Campi irreparabilmente danneggiati, alimenti marciti in magazzino e trattori al lavoro per spalare la neve che ha sommerso mezza Italia. L’ondata di grave maltempo che ha colpito la nostra penisola nell’ultima settimana si è accanita soprattutto contro gli agricoltori. Già il taglio di energia elettrica deciso dall’Enel nei giorni scorsi per 160 mila utenze sparse tra Lazio, Abruzzo, Molise e Campania ha penalizzato le aziende agricole che hanno bisogno di riscaldare le serre e le stalle. Ma le nevicate non accennano a smettere, e soprattutto in Romagna e Marche, ricoperte da oltre un metro e mezzo di neve, i danni si fanno sempre più ingenti.

Questo l’allarmante bollettino diffuso ieri da Coldiretti: «Le forniture di verdure e altri prodotti deperibili hanno subìto un taglio del 30% nelle regioni interessate dal maltempo. Le consegne procedono a macchia di leopardo sul territorio nazionale, e in alcuni paesi isolati i negozi sono addirittura chiusi o gli scaffali completamente vuoti. Infatti, lavorano a rilento lungo tutta la penisola i mercati generali all’ingrosso di frutta e verdura, da Roma a Milano, dove si trovano i prodotti locali ma mancano quelli che devono subire lunghi trasporti, mentre le basse temperature e il gelo danneggiano il prodotto scaricato e frenano gli acquirenti. Anche per questo, i prezzi alla produzione e all’ingrosso sono al momento stabili, ma si temono speculazioni al dettaglio come purtroppo è già avvenuto in situazioni simili. Il danno per la filiera agroalimentare ammonta già a cento milioni di euro non solo per le difficoltà nei trasporti – che hanno già impedito la consegna di oltre centomila tonnellate di frutta, verdura, uova, latte fresco e altri prodotti deperibili – ma anche perché le piante cedono sotto il peso della neve. Inoltre, si registra una impennata nei costi di riscaldamento delle serre, e il gelo sta bruciando le verdure invernali in campo come cavoli, verze, cicorie, carciofi, radicchio e broccoli, e se continuerà così, a morire saranno anche viti e ulivi, con danni incalcolabili destinati a durare nel tempo. Almeno due milioni di mucche e maiali nelle stalle isolate rischiano di rimanere senza acqua e cibo per le difficoltà di garantire l’approvvigionamento dei mangimi sulle strade e per i danni provocati dal gelo alle condutture che portano l’acqua agli abbeveratoi; ma in alcuni casi a cedere sono le stesse stalle, le serre o le strutture agricole sotto il peso della neve».
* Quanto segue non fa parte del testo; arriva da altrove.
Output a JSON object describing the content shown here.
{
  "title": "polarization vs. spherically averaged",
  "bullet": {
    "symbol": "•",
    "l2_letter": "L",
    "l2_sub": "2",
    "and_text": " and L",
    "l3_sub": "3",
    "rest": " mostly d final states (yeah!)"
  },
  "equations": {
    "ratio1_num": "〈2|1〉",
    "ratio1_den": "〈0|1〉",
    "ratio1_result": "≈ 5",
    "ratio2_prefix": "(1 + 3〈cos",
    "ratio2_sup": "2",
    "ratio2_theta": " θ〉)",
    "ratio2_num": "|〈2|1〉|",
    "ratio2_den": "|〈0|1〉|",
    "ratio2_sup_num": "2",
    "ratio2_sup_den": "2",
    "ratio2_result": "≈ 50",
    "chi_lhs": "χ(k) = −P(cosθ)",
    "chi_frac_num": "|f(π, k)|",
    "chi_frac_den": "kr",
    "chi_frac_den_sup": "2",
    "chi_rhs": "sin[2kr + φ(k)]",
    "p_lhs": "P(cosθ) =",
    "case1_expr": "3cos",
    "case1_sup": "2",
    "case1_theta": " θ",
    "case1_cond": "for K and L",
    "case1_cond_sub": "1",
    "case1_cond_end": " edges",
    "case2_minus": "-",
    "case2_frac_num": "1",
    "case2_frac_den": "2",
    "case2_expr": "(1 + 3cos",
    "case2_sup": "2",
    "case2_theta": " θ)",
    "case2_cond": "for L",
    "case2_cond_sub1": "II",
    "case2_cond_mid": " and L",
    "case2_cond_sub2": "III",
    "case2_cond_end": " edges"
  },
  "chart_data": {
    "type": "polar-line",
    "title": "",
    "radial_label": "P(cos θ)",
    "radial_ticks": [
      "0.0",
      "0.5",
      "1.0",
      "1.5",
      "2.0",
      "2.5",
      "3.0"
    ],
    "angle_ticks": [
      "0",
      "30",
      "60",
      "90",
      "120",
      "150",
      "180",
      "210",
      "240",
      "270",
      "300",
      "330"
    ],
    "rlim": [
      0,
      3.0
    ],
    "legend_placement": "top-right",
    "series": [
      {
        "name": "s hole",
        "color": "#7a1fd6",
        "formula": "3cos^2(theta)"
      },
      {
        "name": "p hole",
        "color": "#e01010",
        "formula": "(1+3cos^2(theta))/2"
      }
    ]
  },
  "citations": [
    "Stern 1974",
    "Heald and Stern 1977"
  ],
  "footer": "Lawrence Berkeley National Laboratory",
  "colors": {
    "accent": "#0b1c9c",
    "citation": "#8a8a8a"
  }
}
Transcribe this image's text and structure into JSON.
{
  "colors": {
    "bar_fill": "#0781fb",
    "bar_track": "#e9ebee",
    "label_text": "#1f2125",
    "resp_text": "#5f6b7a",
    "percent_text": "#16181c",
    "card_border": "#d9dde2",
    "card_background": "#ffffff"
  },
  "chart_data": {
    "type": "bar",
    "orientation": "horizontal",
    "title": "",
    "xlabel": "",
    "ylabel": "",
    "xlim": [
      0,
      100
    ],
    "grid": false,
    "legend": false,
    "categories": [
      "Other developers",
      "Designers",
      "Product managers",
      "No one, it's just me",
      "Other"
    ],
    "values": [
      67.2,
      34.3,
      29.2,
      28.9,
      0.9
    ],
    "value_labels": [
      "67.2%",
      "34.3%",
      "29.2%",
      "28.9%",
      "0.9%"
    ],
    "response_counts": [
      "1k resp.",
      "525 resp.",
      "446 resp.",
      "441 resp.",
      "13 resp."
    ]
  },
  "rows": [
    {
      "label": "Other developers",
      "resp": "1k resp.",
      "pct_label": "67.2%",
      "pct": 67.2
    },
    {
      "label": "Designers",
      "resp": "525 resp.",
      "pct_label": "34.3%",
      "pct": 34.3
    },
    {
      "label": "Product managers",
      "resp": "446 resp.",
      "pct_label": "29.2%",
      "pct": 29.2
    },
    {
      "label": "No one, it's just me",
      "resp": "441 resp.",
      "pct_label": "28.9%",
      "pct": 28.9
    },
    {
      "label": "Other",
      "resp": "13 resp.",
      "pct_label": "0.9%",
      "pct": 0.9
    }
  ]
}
Senza poter lavorare nella loro azienda, gli agricoltori di tutta Italia si sono mobilitati per aiutare i più bisognosi: i vivaisti si stanno occupando della messa in sicurezza delle piante a rischio crollo, mentre diecimila trattori allertati da Coldiretti hanno cominciato ieri a collaborare con i propri Comuni di riferimento per liberare le strade dalla neve e spargervi il sale antigelo.